Para pendahulu kita, mencontohkan bagaimana menghadapi manusia dengan segala keragamannya. Mereka memposisikan manusia sesuai dengan kodratnya yaitu sebagai mahkluk yang dilahirkan dengan potensi kelebihan dan kekurangan. Ketika melihat kelebihan, maka mereka memuji-muji, bukan memuji makhluknya, melainkan Khaliqnya, yaitu Allah.

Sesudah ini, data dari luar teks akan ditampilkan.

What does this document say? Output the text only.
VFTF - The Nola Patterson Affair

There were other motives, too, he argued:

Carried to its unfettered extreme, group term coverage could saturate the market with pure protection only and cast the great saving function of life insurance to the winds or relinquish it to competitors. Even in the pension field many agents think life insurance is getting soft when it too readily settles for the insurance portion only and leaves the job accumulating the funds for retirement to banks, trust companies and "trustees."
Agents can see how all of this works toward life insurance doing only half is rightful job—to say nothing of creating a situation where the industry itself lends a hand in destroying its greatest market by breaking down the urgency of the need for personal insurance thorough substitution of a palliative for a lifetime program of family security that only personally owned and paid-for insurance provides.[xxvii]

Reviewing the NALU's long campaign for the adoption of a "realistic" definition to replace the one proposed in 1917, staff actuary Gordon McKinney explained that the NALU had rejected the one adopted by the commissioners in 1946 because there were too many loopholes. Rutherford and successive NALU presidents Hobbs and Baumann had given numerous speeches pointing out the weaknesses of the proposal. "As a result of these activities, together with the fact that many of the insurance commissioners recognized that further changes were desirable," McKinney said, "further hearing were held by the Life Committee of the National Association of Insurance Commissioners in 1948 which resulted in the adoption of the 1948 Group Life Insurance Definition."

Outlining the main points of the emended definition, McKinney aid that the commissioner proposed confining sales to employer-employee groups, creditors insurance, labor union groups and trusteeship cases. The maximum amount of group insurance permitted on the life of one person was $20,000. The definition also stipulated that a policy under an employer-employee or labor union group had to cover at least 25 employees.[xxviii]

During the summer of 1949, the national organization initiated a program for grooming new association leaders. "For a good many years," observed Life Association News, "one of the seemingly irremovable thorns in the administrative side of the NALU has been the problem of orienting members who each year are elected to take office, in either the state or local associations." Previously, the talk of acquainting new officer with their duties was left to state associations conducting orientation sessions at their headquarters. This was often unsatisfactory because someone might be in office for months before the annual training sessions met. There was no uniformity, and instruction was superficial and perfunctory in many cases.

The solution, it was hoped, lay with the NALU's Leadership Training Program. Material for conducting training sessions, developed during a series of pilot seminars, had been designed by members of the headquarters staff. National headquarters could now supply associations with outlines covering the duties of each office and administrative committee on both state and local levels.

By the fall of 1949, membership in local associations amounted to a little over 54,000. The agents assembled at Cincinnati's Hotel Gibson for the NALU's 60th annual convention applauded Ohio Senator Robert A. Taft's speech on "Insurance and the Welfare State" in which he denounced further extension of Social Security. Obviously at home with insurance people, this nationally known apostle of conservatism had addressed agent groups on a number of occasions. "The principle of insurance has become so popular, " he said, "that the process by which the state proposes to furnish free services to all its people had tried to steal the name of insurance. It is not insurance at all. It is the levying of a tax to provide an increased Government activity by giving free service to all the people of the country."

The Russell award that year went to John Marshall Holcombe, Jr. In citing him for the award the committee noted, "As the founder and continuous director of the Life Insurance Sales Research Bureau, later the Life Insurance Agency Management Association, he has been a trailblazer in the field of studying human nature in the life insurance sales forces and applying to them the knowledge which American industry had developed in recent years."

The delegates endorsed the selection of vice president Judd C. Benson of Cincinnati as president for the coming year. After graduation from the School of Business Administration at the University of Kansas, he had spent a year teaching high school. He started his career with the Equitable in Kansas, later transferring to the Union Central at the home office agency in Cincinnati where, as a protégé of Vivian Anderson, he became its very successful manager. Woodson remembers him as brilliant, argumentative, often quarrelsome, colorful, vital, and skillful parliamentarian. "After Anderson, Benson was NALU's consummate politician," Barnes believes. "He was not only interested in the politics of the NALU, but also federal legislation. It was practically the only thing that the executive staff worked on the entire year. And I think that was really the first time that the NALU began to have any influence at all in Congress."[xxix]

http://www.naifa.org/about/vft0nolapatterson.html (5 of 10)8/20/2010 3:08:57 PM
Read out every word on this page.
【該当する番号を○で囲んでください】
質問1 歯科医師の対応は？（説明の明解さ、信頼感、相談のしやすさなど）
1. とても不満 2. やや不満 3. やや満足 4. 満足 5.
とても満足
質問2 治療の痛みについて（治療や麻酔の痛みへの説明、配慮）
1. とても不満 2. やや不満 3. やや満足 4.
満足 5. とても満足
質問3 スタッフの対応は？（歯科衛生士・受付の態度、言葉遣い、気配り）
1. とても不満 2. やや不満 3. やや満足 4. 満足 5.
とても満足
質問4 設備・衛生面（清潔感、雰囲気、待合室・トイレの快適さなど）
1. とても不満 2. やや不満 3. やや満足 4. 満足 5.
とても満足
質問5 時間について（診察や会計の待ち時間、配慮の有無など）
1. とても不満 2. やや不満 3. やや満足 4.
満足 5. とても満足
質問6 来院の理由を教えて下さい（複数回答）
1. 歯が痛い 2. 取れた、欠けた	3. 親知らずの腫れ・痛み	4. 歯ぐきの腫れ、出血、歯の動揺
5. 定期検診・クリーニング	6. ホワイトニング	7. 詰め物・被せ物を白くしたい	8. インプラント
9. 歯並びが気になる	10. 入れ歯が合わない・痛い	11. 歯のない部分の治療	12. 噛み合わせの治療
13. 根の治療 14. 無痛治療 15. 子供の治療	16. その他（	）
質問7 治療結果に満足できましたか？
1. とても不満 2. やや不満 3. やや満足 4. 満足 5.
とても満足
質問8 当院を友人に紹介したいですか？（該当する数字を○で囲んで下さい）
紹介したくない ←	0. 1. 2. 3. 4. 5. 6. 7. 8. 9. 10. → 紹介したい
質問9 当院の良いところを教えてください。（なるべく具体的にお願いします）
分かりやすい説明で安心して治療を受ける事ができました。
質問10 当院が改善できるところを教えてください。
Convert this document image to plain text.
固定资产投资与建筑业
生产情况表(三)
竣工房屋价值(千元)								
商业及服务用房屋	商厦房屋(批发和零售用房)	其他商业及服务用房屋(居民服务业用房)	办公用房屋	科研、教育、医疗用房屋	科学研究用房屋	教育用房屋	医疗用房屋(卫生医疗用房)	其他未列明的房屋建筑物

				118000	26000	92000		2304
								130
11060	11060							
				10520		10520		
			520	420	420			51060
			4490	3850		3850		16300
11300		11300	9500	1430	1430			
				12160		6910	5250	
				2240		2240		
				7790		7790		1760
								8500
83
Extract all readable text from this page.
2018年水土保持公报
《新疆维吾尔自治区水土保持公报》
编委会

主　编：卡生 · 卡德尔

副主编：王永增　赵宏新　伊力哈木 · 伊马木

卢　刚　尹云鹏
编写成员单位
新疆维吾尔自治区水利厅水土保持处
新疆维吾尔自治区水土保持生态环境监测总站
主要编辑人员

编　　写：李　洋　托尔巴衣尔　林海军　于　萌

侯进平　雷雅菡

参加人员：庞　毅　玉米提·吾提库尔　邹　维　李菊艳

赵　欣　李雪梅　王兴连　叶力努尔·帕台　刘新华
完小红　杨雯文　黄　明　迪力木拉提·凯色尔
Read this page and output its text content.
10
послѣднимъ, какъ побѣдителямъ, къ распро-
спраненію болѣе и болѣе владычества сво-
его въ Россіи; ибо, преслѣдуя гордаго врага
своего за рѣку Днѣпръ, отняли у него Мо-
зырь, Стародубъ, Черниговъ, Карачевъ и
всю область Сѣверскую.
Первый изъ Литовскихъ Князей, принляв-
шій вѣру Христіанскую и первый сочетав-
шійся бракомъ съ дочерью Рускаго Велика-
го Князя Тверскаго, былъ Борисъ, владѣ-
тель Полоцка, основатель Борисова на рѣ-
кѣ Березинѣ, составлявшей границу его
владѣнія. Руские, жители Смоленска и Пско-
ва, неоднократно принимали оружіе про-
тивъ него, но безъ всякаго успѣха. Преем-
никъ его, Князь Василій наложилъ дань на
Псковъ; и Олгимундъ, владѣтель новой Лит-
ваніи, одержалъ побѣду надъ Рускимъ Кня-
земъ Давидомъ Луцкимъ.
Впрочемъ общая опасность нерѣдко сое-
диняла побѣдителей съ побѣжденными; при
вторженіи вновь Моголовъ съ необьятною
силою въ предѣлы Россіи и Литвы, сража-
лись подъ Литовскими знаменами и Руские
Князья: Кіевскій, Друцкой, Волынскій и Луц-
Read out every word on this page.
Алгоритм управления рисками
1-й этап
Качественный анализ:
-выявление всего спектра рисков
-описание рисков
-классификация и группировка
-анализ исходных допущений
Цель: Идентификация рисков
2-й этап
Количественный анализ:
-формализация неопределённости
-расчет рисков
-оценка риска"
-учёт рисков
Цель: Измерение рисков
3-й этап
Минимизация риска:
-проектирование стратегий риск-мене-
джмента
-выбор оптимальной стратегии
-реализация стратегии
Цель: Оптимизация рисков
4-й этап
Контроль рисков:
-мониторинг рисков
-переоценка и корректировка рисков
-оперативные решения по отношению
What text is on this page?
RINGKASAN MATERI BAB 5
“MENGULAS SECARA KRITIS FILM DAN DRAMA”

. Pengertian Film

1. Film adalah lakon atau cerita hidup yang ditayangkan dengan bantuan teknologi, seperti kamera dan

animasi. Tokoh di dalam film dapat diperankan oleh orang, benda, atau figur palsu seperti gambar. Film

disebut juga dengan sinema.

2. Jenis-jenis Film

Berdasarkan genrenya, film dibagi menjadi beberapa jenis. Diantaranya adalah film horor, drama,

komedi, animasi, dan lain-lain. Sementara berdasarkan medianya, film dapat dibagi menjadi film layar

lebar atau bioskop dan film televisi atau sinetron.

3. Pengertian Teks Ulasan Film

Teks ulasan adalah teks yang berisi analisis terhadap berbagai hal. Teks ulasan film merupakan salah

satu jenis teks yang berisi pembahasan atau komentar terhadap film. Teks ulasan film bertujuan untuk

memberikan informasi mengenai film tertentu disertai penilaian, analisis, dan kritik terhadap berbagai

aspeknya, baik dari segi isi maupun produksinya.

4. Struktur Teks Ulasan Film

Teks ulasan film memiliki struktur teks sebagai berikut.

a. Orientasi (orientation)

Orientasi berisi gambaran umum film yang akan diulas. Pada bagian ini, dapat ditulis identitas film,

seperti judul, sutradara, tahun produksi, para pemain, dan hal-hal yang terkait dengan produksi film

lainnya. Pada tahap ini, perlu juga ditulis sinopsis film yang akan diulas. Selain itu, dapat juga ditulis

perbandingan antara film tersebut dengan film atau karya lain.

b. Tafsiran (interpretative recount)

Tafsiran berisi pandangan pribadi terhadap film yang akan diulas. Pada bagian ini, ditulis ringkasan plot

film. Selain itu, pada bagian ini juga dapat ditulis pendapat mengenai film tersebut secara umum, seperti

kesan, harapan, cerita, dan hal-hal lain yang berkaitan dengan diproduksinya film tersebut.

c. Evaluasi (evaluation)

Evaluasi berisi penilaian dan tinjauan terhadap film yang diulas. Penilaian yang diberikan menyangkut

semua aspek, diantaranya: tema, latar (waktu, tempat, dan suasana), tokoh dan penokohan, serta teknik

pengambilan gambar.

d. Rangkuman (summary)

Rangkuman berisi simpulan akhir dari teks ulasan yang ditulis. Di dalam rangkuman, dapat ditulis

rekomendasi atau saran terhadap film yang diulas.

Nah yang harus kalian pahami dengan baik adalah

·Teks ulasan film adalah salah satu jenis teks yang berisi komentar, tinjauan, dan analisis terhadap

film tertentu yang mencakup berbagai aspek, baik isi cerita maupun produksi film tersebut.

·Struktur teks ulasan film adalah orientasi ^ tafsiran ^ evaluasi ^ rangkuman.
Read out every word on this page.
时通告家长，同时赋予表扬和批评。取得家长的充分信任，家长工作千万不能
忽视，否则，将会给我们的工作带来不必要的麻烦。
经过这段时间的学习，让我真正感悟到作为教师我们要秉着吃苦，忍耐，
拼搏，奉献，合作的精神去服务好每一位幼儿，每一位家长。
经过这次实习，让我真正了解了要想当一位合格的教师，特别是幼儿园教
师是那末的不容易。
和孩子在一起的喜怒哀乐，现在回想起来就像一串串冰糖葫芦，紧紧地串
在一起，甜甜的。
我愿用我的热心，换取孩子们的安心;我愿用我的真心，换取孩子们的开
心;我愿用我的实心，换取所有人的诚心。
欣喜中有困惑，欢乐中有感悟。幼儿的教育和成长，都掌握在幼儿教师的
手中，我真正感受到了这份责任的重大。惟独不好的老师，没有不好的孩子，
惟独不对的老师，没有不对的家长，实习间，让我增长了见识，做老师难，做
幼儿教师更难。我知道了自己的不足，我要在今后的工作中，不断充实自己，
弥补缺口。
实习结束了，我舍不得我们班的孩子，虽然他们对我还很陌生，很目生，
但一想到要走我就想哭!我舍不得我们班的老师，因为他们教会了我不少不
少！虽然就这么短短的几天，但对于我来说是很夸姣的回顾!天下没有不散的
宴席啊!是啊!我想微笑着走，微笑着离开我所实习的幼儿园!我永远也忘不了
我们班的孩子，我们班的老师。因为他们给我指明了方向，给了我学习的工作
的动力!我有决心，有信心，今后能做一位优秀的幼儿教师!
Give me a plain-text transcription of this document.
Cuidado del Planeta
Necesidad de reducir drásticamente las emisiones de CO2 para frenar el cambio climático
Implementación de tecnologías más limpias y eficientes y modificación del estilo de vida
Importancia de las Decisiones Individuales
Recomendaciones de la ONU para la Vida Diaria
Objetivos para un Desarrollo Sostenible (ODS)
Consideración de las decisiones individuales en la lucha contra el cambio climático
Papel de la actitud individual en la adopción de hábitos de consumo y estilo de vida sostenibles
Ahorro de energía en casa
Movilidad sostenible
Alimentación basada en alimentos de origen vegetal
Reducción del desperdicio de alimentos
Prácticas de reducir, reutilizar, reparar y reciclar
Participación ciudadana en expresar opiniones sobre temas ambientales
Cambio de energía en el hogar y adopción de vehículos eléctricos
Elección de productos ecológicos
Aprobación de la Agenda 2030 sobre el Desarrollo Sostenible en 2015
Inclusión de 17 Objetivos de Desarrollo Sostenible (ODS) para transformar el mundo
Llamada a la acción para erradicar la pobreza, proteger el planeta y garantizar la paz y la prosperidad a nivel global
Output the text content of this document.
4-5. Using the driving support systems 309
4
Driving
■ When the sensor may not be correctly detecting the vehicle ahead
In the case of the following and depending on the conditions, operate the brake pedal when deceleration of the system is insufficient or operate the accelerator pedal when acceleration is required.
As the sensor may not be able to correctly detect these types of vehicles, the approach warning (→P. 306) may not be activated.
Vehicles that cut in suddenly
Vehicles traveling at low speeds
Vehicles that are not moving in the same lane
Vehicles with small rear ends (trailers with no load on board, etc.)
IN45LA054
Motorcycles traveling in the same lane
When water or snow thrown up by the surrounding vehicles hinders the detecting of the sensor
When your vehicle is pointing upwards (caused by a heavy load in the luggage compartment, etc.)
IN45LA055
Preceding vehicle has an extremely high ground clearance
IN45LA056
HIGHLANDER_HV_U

Ini adalah prinsip para kekasih Allah. Mata melihat mahkluk, tapi hati mengingat Allah. Kaki menginjak tanah, tapi fikiran mereka kepada Dzat yang di wujud langit. Jika prinsip ini kita pakai dalam mualamah dengan sesama manusia, tentu tidak akan ada gesekan diantara kita. Akan sama pula keadaannya jika melihat kekurangan orang lain. Ketika melihat aib saudaranya, yang terbayang adalah luasnya rahmat Allah kepada hambanya, bahwa Allah tutupi aibnya dari manusia. Sebagian dari mereka Allah tampakkan aibnya, sebagai peringatan dan pelajaran bagi mereka yang hatinya hidup.